Importante, ainda, ressaltar que o fato de um dos membros da família exercer atividade outra que não a rural também não descaracteriza automaticamente a condição de segurado especial de quem postula o benefício. A hipótese fática do inc. VII do art. 11 da Lei 8.213/1991, que utiliza o conceito de economia familiar, somente será descaracterizada se comprovado que a remuneração proveniente do trabalho urbano do membro da família dedicado a outra atividade que não a rural seja tal que dispense a renda do trabalho rural dos demais para a subsistência do grupo familiar:
PREVIDENCIÁRIO. EMBARGOS INFRINGENTES. CONCESSÃO DE APOSENTADORIA RURAL POR IDADE. SEGURADA ESPECIAL. REQUISITOS PREENCHIDOS. O exercício de atividade urbana por um dos componentes do grupo familiar não afasta, por si só, a qualidade de segurado especial dos demais membros, se estes permanecem desenvolvendo atividade rural, em regime de economia familiar. Para a descaracterização daquele regime, é necessário que o trabalho urbano importe em remuneração de tal monta que dispense o labor rural dos demais para o sustento do grupo. Precedentes do STJ.
(TRF4, Terceira Seção, EINF 5009250-46.2012.404.7002, rel. Rogerio Favreto, juntado aos autos em 12/02/2015)

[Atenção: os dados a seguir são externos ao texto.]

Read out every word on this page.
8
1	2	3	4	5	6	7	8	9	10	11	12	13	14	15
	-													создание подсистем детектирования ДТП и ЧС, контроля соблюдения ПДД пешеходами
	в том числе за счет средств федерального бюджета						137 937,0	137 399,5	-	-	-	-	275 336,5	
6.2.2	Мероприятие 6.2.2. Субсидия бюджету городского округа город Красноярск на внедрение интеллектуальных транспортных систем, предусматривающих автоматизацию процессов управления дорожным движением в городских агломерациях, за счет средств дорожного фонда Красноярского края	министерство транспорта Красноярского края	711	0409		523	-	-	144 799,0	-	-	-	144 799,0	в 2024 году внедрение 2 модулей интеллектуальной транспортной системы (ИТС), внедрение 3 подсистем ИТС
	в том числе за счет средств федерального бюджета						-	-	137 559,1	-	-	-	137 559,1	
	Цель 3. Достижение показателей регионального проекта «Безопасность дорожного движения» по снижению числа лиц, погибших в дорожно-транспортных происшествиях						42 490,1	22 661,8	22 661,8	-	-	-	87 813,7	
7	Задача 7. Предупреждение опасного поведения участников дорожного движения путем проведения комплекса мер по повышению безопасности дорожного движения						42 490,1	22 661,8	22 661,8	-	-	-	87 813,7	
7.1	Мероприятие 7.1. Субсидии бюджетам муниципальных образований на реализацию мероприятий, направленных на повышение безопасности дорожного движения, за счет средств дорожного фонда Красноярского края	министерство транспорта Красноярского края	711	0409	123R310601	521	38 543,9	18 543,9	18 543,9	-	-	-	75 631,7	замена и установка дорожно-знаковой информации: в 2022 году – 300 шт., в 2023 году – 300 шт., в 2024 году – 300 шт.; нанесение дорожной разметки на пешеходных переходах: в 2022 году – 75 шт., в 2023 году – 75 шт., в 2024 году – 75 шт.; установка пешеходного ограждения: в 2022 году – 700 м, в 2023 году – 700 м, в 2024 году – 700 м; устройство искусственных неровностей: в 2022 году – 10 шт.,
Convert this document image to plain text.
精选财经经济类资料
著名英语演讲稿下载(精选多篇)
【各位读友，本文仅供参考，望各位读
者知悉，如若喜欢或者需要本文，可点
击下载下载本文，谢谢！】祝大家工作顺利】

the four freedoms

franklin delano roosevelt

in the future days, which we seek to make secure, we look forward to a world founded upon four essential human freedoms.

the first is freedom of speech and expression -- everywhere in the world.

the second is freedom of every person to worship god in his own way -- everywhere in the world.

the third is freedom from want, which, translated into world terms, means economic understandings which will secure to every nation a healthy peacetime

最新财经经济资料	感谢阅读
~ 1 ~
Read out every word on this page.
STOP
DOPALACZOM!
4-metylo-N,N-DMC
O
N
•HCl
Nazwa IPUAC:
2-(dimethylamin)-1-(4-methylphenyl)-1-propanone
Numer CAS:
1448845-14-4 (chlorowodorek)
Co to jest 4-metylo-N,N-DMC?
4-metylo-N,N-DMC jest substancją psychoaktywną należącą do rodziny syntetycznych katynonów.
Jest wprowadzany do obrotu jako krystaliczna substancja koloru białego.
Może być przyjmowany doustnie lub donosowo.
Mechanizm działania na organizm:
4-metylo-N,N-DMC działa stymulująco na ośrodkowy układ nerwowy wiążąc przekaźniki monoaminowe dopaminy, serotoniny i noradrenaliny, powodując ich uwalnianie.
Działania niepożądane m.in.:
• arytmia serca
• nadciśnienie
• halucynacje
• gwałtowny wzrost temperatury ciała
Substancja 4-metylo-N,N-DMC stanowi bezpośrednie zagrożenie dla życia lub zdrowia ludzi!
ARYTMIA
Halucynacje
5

O INSS alega com frequência que os depoimentos e informações tomados na via administrativa apontam para a ausência de atividade rural no período de carência. As conclusões adotadas pelo INSS no âmbito administrativo devem ser corroboradas pela prova produzida em Juízo. No caso de haver conflito entre as provas colhidas na via administrativa e as tomadas em juízo, deve-se ficar com estas últimas, uma vez que produzidas com as cautelas legais, garantindo-se o contraditório: "A prova judicial, produzida com maior rigorismo, perante a autoridade judicial e os advogados das partes, de forma imparcial, prevalece sobre a justificação administrativa" (TRF4, Quinta Turma, APELREEX 0024057-21.2014.404.9999, rel. Taís Schilling Ferraz, D.E. 25jun.2015). Dispondo de elementos que impeçam a pretensão da parte autora, cabe ao INSS produzir em Juízo a prova adequada, cumprindo o ônus processual descrito no inc. II do art. 373 do CPC2015 (inc. II do art. 333 do CPC1973).
DO CASO CONCRETO
O requisito etário, cinquenta e cinco anos, cumpriu-se em 20/02/2011, (nascimento em 20/02/1956, EVENTO 3 - RG3). O requerimento administrativo deu entrada em 12/05/2011 (EVENTO 5 - PROCADM1). Deve-se comprovar, de acordo com a tabela do art. 142 da Lei 8.213/1991, o exercício de atividade rural nos 180 meses imediatamente anteriores ao cumprimento do requisito etário ou ao requerimento administrativo, o que for mais benéfico à parte autora, o que neste caso é dispensável a análise, uma vez que a autora ingressou com o requerimento administrativo no ano em que completou o requisito etário (2011).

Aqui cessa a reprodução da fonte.